On the same day that they changed our electronic medical record system, they also closed our lab.  Specimens were to be sent to the hospital but at the same time, the pandemic related supply chain issues got us. There was a shortage of vacutainer tubes needed for blood draws so we had to send all of our labs to Lab Corp except for those patients who have Blue Shield which does not accept Lab Corp.  Lab Corp did pretty well getting us timely results.  They took one day longer than our lab but they were not too bad.  We lost much of our ability to have the lab add on tests as needed or re-run results that were questionable.  Still, it was a moderate, not severe, drop in our function.  For the Blue Shield patients, they had to go to either St. Peter’s labs or Quest labs, both of which were quite slow.  Sometimes we just never got any results and we had to call for them.  Sometimes patients would tell me their results off their portals for those labs and that is how I found out how they were doing.  

Finally, in November, the shortage of vacutainer tubes was over and our hospital lab said they were ready to accept our labs rather than sending them to Lab Corp.  But they were not ready.  We saw labs taking 4 or 5 days to come back.  In quite a few cases, by the time they got to our specimens, they had timed out and it was too late to run them.  For reasons I cannot fathom, they denoted this as “lab accident” and that showed up on patient’s portals.  Patients were naturally concerned about the lab accidents involving their results.  I started sending them to Lab Corp again until the hospital was able to get enough staffing to actually process the labs properly.  They are finally doing better but not great.  

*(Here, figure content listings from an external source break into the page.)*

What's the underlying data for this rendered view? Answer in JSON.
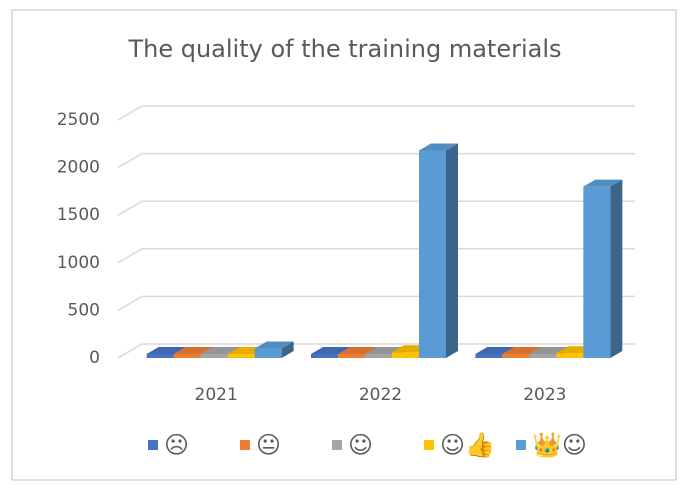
{
  "chart_data": {
    "type": "bar3d",
    "title": "The quality of the training materials",
    "categories": [
      "2021",
      "2022",
      "2023"
    ],
    "series": [
      {
        "name": "☹",
        "color": "#4472c4",
        "values": [
          10,
          10,
          10
        ]
      },
      {
        "name": "😐",
        "color": "#ed7d31",
        "values": [
          10,
          10,
          10
        ]
      },
      {
        "name": "☺",
        "color": "#a5a5a5",
        "values": [
          10,
          20,
          20
        ]
      },
      {
        "name": "☺👍",
        "color": "#ffc000",
        "values": [
          20,
          60,
          50
        ]
      },
      {
        "name": "👑☺",
        "color": "#5b9bd5",
        "values": [
          100,
          2180,
          1800
        ]
      }
    ],
    "ylim": [
      0,
      2500
    ],
    "yticks": [
      0,
      500,
      1000,
      1500,
      2000,
      2500
    ],
    "grid": true,
    "legend": "bottom"
  }
}
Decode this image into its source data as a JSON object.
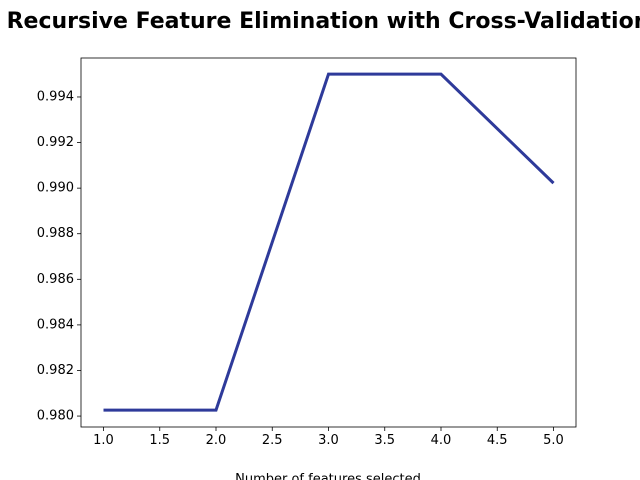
{
  "chart_data": {
    "type": "line",
    "title": "Recursive Feature Elimination with Cross-Validation",
    "xlabel": "Number of features selected",
    "x": [
      1,
      2,
      3,
      4,
      5
    ],
    "series": [
      {
        "color": "#2e3a9a",
        "values": [
          0.98026,
          0.98026,
          0.995,
          0.995,
          0.99022
        ]
      }
    ],
    "xlim": [
      0.8,
      5.2
    ],
    "ylim": [
      0.97952,
      0.99571
    ],
    "xticks": [
      {
        "value": 1,
        "label": "1.0"
      },
      {
        "value": 1.5,
        "label": "1.5"
      },
      {
        "value": 2,
        "label": "2.0"
      },
      {
        "value": 2.5,
        "label": "2.5"
      },
      {
        "value": 3,
        "label": "3.0"
      },
      {
        "value": 3.5,
        "label": "3.5"
      },
      {
        "value": 4,
        "label": "4.0"
      },
      {
        "value": 4.5,
        "label": "4.5"
      },
      {
        "value": 5,
        "label": "5.0"
      }
    ],
    "yticks": [
      {
        "value": 0.98,
        "label": "0.980"
      },
      {
        "value": 0.982,
        "label": "0.982"
      },
      {
        "value": 0.984,
        "label": "0.984"
      },
      {
        "value": 0.986,
        "label": "0.986"
      },
      {
        "value": 0.988,
        "label": "0.988"
      },
      {
        "value": 0.99,
        "label": "0.990"
      },
      {
        "value": 0.992,
        "label": "0.992"
      },
      {
        "value": 0.994,
        "label": "0.994"
      }
    ],
    "grid": false
  }
}
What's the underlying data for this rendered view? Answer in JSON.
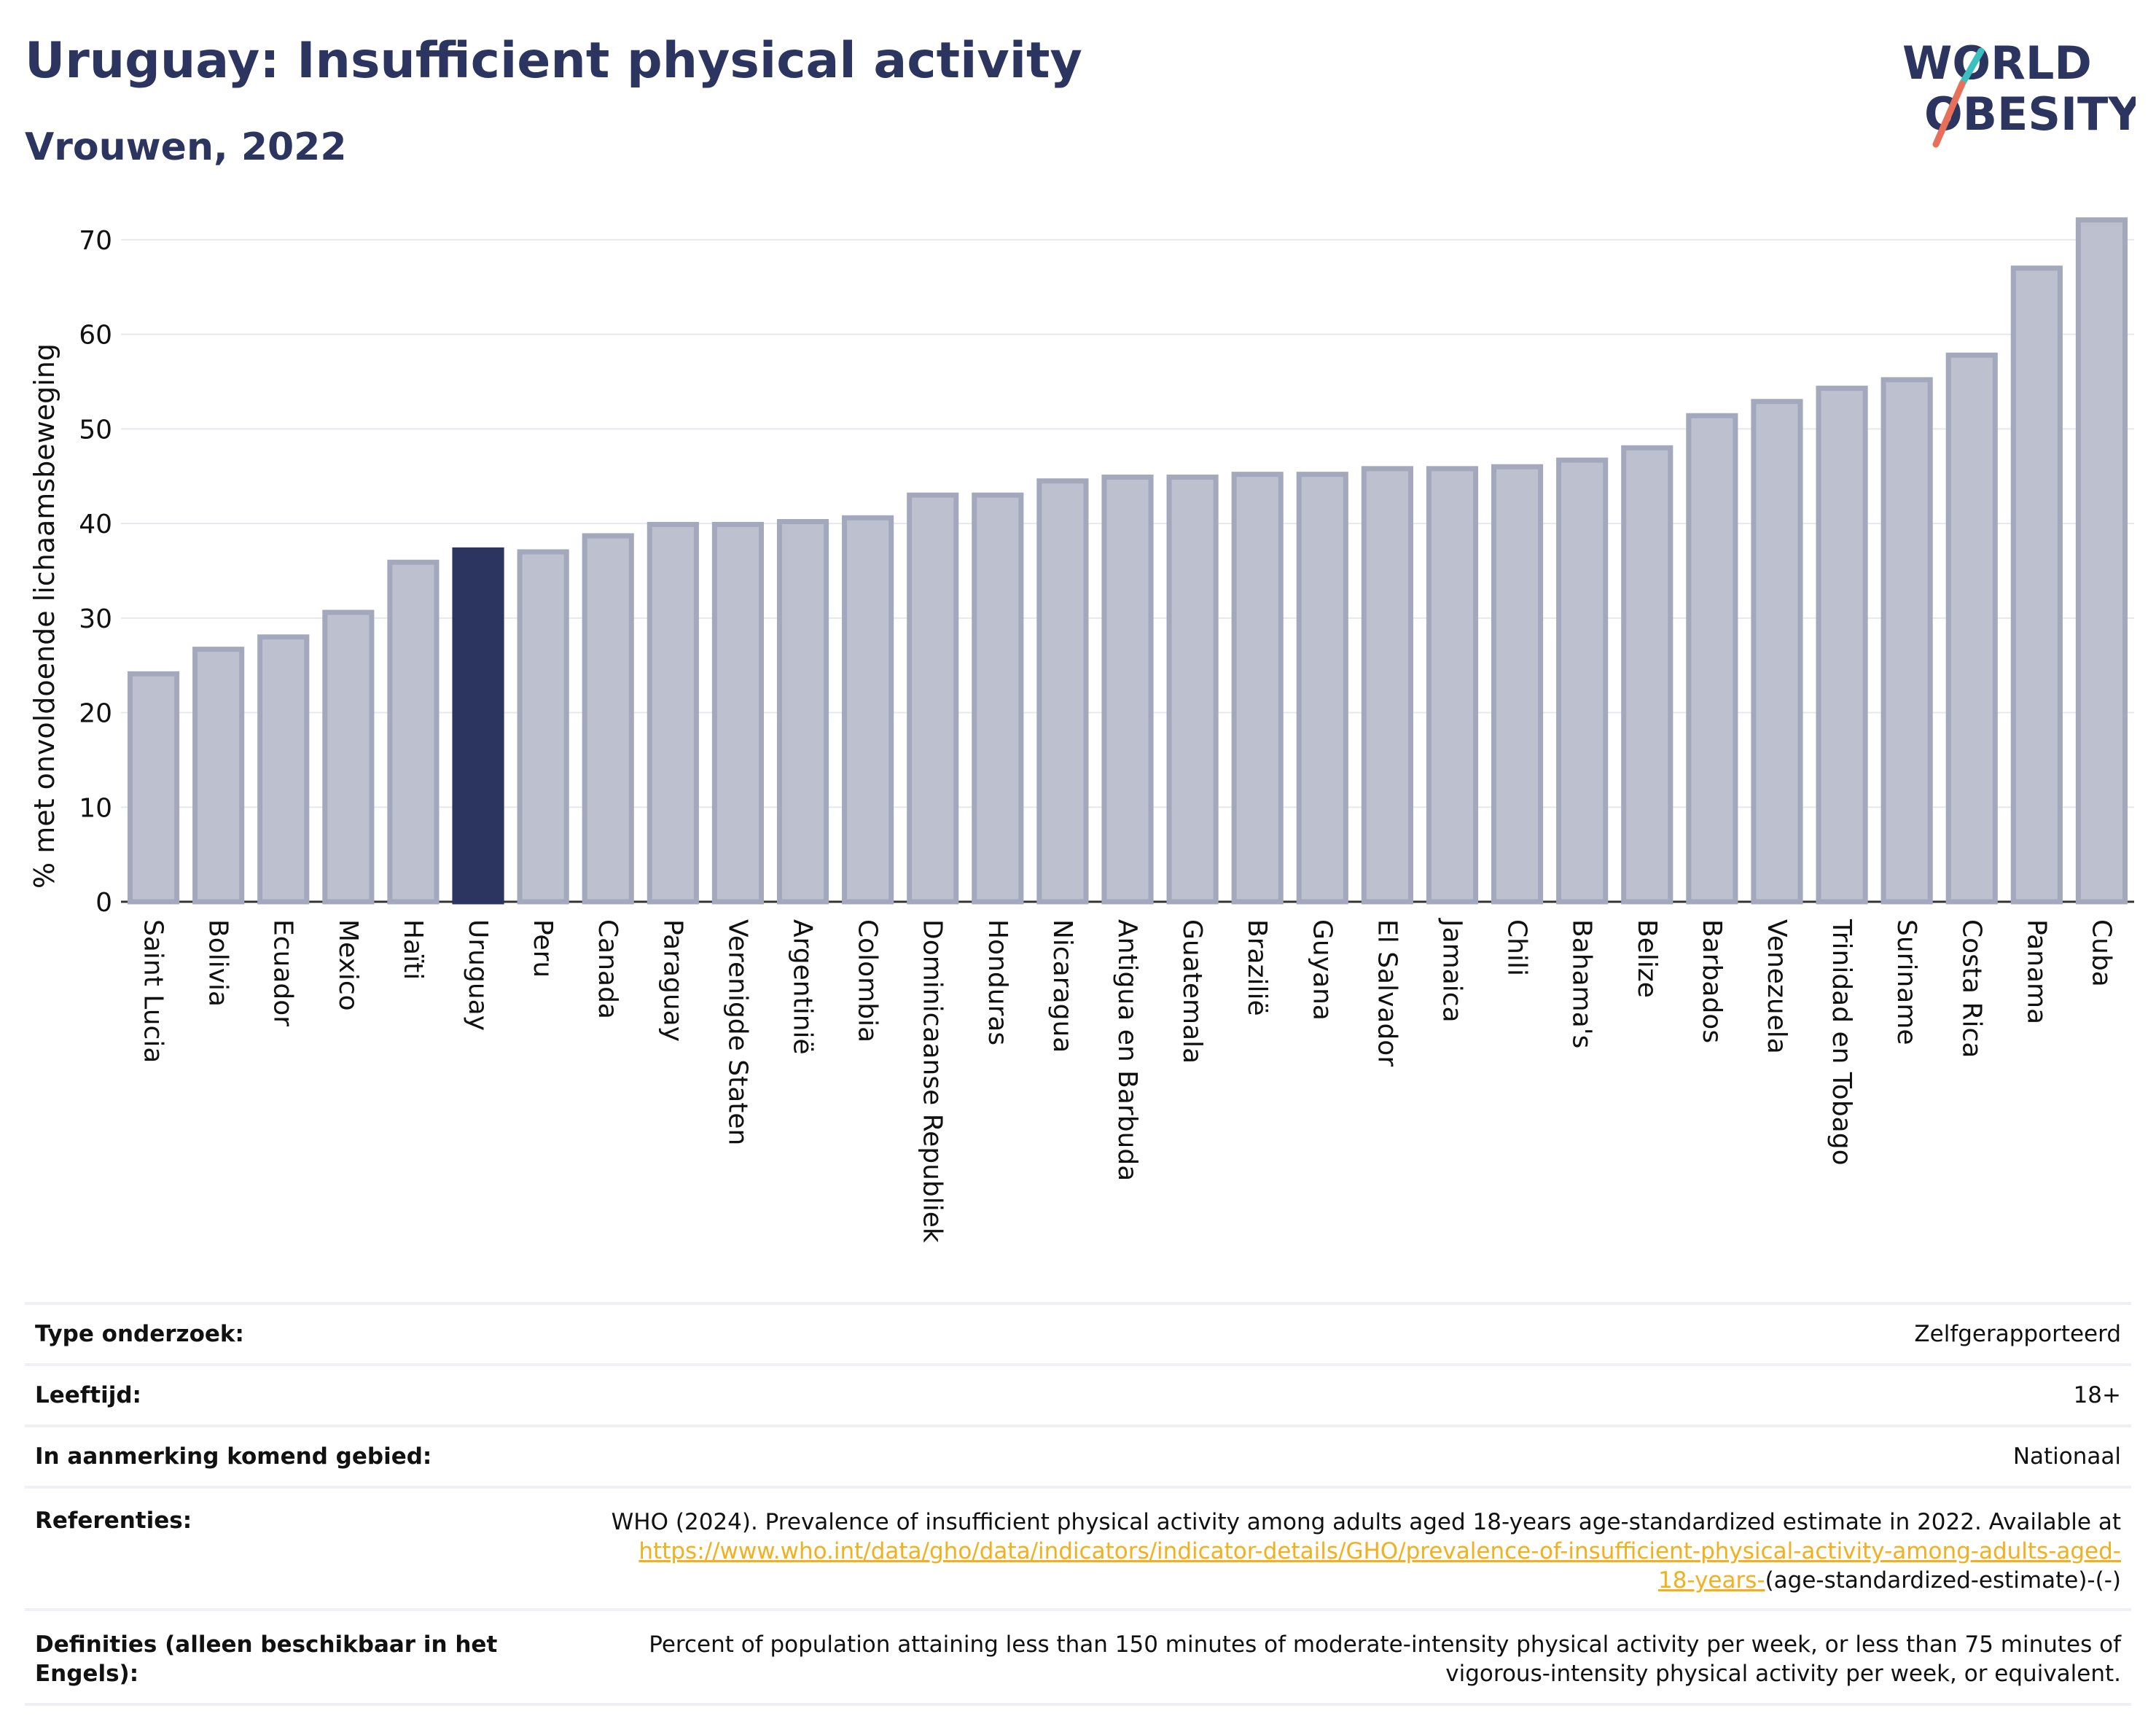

In my patient’s case, there were lab abnormalities that required follow up.  I asked them to add the follow up labs from the blood that we had already collected but they could not do so.  Previously that would have been easily accomplished.  The patient came in for repeat blood work and they did much of what I asked for but somehow left out the most important follow up test.  I am capable of making mistakes but I had correctly ordered it-they just didn’t do the test.  Fortunately, in this case, they were able to run it and it also turned out to be good news. 

I have spent a fair amount of time criticizing the larger organization that owns our practice but I want to make the important point that they are actually pretty good as larger organizations go.  The problem with them is that they are a larger organization.  Speak to doctors anywhere in the country and you will hear similar stories.  Mostly you will hear worse stories.  These guys are really only guilty of being a bit too smart to realize that sometimes when something works, you should let it keep working rather than fix it.  Other organizations do far worse and have more concerning priorities.  The main point is that we now live in a landscape of practices owned by large organizations in which the decision makers are removed from the people taking care of the patients.  They have their own data and jargon and don’t answer to us.  Another part of this is the insurance companies which are increasingly difficult to deal with.  Then there are the ridiculous costs of pharmaceuticals and the shortages of all kinds of common products from blood pressure medications to amoxicillin liquid. 

Ultimately, this patient is well and that is the most important piece of news.  And in the end, we were able to get done what we needed to get done.  But, comparing what it took to make it happen to what that would have involved just a few years ago, the difference is quite stark.  People talk about the problems in health care these days.  You are not imagining them.  This was a fairly straightforward case.  Nobody was hospitalized; nobody had surgery.   It was just a CT and a couple of labs.  But it shouldn’t be this hard.